How they like to work

Role: active_partnerReach: European21 countries collaborated

RVC operates as a balanced player — coordinating 6 of 15 projects (40%) shows genuine leadership capacity, while their 9 participant roles demonstrate comfort in specialist contributor positions within larger consortia. With 104 unique partners across 21 countries, they maintain a broad European network rather than relying on a small circle of repeat collaborators. Their coordinated projects tend to be smaller and more focused (EUR 150K–250K, often MSCA or ERC), while they join larger RIA consortia as specialist partners, suggesting they lead niche research but contribute veterinary and biomechanical expertise to bigger multi-partner efforts.

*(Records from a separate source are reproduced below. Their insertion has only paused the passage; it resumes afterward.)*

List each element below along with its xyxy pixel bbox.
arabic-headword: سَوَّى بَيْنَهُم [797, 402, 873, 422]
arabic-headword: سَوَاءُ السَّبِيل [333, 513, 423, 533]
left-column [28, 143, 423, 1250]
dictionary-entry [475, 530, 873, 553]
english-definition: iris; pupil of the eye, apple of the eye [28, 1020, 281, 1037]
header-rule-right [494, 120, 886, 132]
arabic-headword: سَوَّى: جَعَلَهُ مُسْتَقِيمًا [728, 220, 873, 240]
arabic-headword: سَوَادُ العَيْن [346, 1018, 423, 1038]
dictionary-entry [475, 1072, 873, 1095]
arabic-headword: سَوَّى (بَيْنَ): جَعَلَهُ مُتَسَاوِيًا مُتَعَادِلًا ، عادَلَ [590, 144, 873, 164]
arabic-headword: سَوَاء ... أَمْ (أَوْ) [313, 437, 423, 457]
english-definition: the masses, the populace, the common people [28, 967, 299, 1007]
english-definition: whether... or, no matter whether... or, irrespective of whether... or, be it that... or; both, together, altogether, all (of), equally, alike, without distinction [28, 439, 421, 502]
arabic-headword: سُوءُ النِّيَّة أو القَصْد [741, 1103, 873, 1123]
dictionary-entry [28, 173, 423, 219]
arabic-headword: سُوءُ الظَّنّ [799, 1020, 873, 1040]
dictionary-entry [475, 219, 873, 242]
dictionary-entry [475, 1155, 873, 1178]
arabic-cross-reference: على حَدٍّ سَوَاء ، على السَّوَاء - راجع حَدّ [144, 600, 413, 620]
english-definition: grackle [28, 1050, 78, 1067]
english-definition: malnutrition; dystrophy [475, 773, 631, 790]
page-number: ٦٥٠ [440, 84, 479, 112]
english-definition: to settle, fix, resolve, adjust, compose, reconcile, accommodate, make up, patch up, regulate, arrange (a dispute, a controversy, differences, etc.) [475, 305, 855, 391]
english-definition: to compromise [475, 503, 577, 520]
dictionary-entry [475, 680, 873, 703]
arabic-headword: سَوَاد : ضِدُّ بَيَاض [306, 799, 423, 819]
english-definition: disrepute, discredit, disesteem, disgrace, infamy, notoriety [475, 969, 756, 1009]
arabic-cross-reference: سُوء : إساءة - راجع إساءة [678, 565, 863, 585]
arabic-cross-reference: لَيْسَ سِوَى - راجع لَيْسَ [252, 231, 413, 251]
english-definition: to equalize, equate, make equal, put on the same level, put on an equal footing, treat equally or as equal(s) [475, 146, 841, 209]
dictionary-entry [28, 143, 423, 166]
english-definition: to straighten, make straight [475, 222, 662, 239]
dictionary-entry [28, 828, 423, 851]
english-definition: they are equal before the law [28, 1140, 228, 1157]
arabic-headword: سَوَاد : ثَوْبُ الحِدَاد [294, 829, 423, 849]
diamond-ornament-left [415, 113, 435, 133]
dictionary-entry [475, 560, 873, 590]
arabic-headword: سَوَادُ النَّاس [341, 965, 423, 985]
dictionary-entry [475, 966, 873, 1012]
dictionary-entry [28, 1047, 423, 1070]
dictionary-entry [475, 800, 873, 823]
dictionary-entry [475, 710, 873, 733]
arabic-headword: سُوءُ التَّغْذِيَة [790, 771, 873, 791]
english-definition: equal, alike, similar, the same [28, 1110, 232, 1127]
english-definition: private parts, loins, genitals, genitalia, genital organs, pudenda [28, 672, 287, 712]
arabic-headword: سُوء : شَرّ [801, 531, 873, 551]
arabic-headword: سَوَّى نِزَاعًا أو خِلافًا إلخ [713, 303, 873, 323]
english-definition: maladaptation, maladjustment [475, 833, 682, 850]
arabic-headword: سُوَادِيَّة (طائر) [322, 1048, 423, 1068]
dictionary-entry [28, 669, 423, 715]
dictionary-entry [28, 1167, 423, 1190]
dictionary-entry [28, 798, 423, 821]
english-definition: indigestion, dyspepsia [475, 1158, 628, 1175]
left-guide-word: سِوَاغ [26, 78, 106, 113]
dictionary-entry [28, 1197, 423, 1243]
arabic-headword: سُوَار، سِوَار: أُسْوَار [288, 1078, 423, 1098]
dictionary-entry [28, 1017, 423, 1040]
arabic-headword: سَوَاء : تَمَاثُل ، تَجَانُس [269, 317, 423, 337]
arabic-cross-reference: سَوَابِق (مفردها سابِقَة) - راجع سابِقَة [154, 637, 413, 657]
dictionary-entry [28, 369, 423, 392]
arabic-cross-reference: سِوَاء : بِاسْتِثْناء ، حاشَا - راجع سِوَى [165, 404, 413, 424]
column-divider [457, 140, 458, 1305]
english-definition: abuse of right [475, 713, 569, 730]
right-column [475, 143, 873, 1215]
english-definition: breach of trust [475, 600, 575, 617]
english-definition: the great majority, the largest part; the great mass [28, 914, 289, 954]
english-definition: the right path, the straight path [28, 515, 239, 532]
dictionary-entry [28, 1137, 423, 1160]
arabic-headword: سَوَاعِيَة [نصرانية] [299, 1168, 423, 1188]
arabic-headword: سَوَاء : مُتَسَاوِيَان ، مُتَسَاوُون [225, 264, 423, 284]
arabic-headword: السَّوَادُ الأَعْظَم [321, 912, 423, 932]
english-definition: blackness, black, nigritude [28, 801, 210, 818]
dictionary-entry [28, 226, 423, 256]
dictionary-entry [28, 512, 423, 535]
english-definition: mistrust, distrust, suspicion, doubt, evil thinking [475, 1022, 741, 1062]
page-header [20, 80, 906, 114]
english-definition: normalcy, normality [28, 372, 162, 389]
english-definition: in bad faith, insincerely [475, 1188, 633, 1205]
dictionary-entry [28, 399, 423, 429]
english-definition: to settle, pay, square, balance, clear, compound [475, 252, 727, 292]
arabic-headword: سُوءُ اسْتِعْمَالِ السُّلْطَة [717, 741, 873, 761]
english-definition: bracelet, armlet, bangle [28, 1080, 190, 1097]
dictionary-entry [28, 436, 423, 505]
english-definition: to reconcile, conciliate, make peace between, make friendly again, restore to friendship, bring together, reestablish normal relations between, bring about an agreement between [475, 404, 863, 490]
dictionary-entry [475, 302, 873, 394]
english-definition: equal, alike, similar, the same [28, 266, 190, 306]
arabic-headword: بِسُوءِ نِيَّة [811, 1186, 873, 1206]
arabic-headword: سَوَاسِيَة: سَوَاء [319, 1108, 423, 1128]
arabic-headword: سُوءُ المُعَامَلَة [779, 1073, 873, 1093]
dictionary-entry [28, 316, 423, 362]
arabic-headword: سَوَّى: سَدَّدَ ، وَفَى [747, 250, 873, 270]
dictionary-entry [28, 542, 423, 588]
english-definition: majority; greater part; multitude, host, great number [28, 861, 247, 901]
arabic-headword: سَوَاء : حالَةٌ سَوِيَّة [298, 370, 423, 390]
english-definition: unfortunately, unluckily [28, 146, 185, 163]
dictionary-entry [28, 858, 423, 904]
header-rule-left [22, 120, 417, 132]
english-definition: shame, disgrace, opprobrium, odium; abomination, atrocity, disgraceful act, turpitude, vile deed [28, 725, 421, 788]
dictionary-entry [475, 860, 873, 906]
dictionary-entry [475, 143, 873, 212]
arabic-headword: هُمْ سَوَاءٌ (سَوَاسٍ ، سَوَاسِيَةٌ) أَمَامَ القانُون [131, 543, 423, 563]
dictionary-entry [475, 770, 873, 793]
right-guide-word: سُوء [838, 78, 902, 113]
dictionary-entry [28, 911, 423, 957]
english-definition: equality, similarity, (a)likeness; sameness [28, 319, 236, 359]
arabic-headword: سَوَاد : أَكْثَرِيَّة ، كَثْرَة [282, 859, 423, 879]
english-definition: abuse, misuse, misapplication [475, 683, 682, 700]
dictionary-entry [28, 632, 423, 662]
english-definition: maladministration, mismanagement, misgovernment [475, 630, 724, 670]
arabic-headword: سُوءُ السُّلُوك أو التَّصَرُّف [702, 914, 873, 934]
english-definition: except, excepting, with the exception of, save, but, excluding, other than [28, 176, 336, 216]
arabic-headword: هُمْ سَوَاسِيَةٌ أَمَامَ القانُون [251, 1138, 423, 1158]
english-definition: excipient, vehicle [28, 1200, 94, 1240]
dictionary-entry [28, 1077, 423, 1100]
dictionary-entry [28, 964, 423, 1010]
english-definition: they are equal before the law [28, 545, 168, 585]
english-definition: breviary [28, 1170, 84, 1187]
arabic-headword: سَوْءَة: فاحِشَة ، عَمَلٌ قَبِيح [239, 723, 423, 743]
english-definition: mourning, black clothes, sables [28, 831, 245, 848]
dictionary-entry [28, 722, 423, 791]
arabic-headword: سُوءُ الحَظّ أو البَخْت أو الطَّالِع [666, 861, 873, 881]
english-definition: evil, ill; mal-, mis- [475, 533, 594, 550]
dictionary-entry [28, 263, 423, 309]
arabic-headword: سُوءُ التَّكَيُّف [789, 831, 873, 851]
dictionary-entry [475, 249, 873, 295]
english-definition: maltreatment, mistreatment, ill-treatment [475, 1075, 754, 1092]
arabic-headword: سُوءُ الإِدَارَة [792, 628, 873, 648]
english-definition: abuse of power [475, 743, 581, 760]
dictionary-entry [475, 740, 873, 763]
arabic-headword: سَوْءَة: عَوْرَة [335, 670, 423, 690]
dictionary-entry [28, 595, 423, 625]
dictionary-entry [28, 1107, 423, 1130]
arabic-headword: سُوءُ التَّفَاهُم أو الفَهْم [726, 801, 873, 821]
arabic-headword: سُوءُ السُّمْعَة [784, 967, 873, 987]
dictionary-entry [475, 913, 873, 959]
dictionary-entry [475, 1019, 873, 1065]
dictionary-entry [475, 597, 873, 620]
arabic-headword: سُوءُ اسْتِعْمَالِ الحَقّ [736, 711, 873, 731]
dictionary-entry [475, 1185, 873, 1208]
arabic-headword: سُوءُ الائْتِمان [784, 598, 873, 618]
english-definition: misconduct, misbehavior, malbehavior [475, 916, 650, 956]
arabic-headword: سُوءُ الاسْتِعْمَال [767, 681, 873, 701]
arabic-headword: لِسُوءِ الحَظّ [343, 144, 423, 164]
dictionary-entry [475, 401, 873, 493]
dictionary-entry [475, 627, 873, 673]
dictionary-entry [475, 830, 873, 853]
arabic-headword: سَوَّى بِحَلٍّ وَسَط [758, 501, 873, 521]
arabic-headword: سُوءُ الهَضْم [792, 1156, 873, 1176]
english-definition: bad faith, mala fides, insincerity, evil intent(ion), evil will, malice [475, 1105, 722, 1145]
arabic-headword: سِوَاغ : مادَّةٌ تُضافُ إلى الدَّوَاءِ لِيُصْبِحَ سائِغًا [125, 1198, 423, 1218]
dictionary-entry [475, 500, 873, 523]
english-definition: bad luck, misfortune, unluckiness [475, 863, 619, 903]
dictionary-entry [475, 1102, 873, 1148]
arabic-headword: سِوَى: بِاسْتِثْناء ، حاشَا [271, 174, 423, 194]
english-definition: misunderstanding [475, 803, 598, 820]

RVC has collaborated with 104 distinct partners across 21 countries, indicating a well-connected European network. As a London-based institution, they bridge UK veterinary expertise with continental European research consortia in both fundamental biology and applied animal health.

Why partner with them

What sets them apart

RVC occupies a rare intersection: they combine deep veterinary science with advanced computational biomechanics and evolutionary biology — very few institutions can offer animal models expertise alongside finite element analysis and in silico tissue modelling. Their evolutionary locomotion work (DAWNDINOS, TETRAPODBONES) is genuinely distinctive and provides unique comparative anatomy insights applicable to orthopaedic biomaterials and regenerative medicine. For consortium builders, RVC offers the credibility of the UK's leading veterinary institution with a research portfolio that extends well beyond clinical veterinary practice into translational biomedical science.

Notable projects

Highlights from their portfolio

  • DAWNDINOS
    Their largest project (EUR 2.5M ERC grant) testing locomotor superiority in early dinosaurs — a flagship example of RVC's unique strength in evolutionary biomechanics.
  • AVANT
    Addresses the critical challenge of antimicrobial resistance in livestock through bacteriophages, gut stabilizers, and feed strategies — high commercial and policy relevance running through 2025.
  • CarBon
    Bridges RVC's bone expertise with translational tissue engineering for osteoarthritis and bone defect treatment, combining experimental and computational (in silico) approaches.
Cross-sector capabilities
Food & agriculture (antimicrobial alternatives, livestock vaccines, animal production)Digital & computational science (in silico modelling, sensor fusion, navigation systems)Environment & biodiversity (evolutionary biology, wildlife tracking via AIRSCAN)Advanced materials (biomaterials for tissue engineering and bone repair)
Analysis note: Strong profile with 15 projects providing good coverage. Early-period keywords were empty in the source data, so evolution analysis relies on project titles and dates rather than keyword comparison. Several early projects lack keyword metadata, slightly limiting granularity of the temporal analysis.